We developed and followed a structured protocol. We considered randomised controlled trials of surveillance mammography and diagnostic consecutive cohort studies of surveillance mammography or other comparator tests, involving women previously treated for primary breast cancer without detectable metastatic disease at the time of presentation for their initial treatment. We also considered indirect (between-study) comparisons by comparing cohort studies analysing results of at least 100 women who received surveillance mammography, or a comparator test, or a combination of tests, with the reference standard test in the same population. We excluded case reports and studies investigating technical aspects of a test. Comparator tests included ultrasound, magnetic resonance imaging (MRI), specialist-led clinical examination and unstructured primary care follow-up (defined as absence of formal routine secondary care follow-up, which may or may not involve mammography). The reference standard was histopathological assessment for test positives and a period of follow-up for test negatives.
We chose to include studies assessing test performance for routine and non-routine surveillance patients. Adjunct tests are part of breast cancer surveillance management and the performance of diagnostic tests used for this purpose is relevant to our population of interest. The accuracy of non-routine adjunct imaging tests may differ from the accuracy of first-line surveillance tests as the test operator is primed to evaluate a suspicious finding in the non-routine surveillance patient. It is unclear what effect this has on test accuracy but it is likely to focus attention on a particular area of the breast and may conceivably increase the diagnostic test sensitivity. Consequently, we have not attempted to mix or compare the performance of tests used for these different purposes. Similarly, because of anatomical differences between a “treated” and an “untreated” breast (due to treatment effects) it was inappropriate to combine data on test performance for the detection of ipsilateral breast tumour recurrence and metachronous contralateral breast cancer.

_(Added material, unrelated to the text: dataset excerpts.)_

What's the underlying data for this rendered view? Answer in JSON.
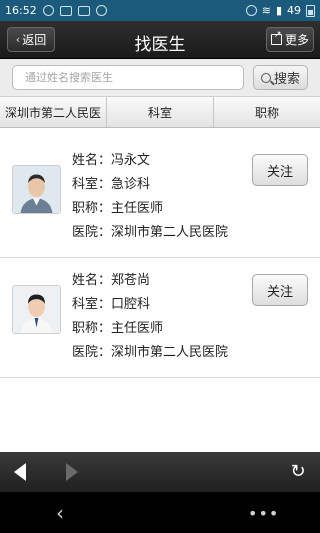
{
  "status_bar": {
    "time": "16:52",
    "battery": "49"
  },
  "header": {
    "back_label": "返回",
    "title": "找医生",
    "more_label": "更多"
  },
  "search": {
    "placeholder": "通过姓名搜索医生",
    "button_label": "搜索"
  },
  "filters": [
    "深圳市第二人民医",
    "科室",
    "职称"
  ],
  "doctors": [
    {
      "name_line": "姓名：冯永文",
      "dept_line": "科室：急诊科",
      "title_line": "职称：主任医师",
      "hospital_line": "医院：深圳市第二人民医院",
      "follow_label": "关注"
    },
    {
      "name_line": "姓名：郑苍尚",
      "dept_line": "科室：口腔科",
      "title_line": "职称：主任医师",
      "hospital_line": "医院：深圳市第二人民医院",
      "follow_label": "关注"
    }
  ],
  "icons": {
    "status_left": [
      "qq-icon",
      "chat-icon",
      "image-icon",
      "message-icon",
      "check-icon"
    ],
    "status_right": [
      "alarm-icon",
      "wifi-icon",
      "signal-icon",
      "battery-icon"
    ],
    "nav": [
      "back-arrow-icon",
      "forward-arrow-icon",
      "refresh-icon"
    ]
  }
}
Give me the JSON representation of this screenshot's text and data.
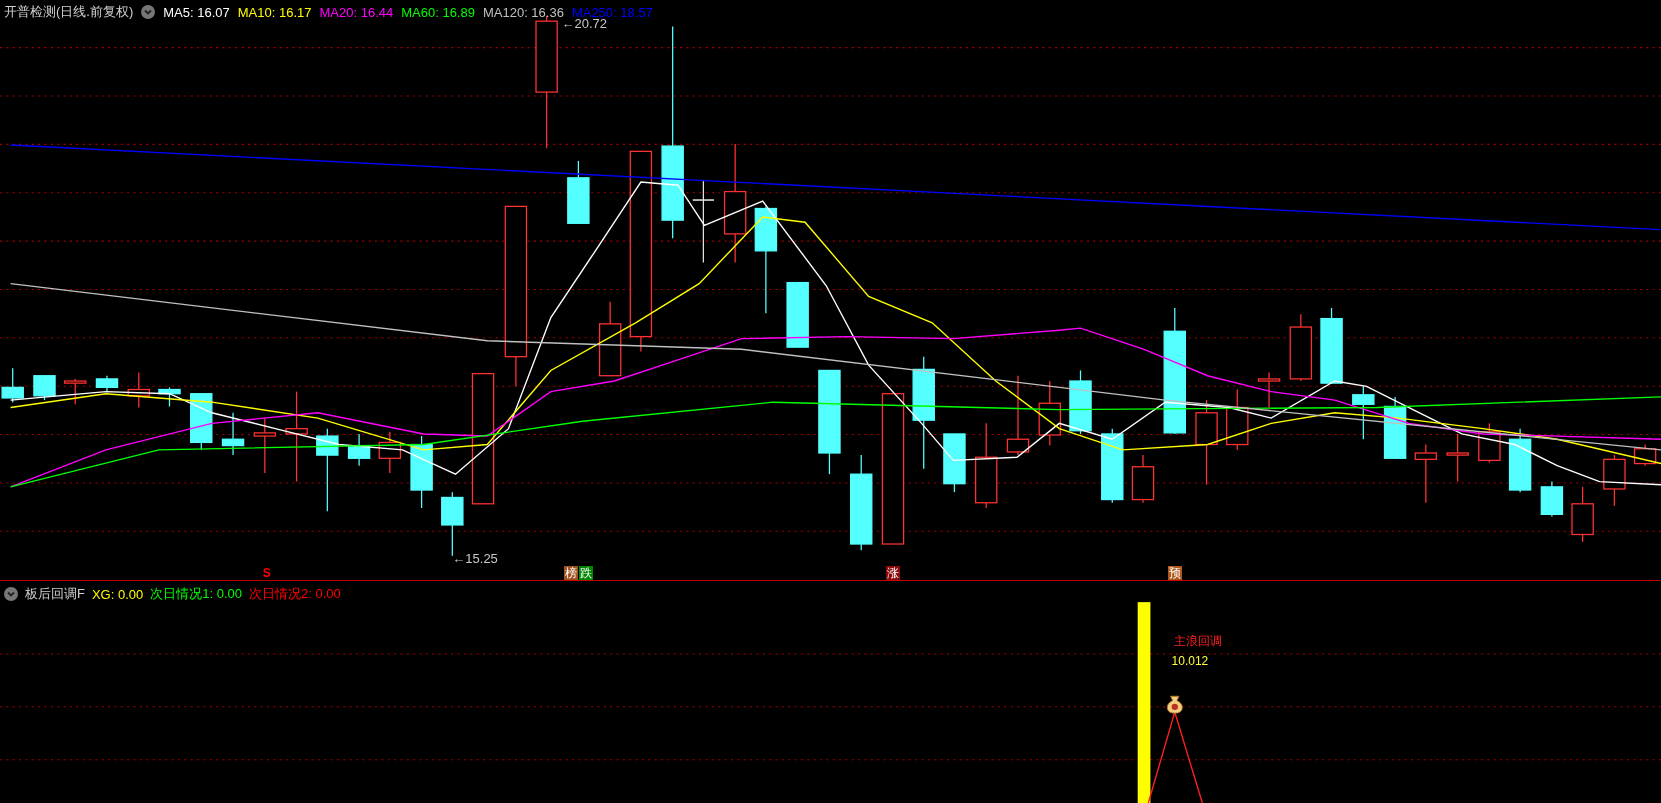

The following types of outcome were considered:
- Test performance in diagnosing ipsilateral breast tumour recurrence in women undergoing routine surveillance
- Test performance in diagnosing ipsilateral breast tumour recurrence in women undergoing non-routine surveillance
- Test performance in diagnosing metachronous contralateral breast cancer in women undergoing routine surveillance
- Test performance in diagnosing metachronous contralateral breast cancer in women undergoing non-routine surveillance
To be considered for inclusion, the studies had to report the absolute numbers of true-positives, false-positives, false-negatives and true-negatives, or provide information allowing their calculation, and report a per-patient analysis.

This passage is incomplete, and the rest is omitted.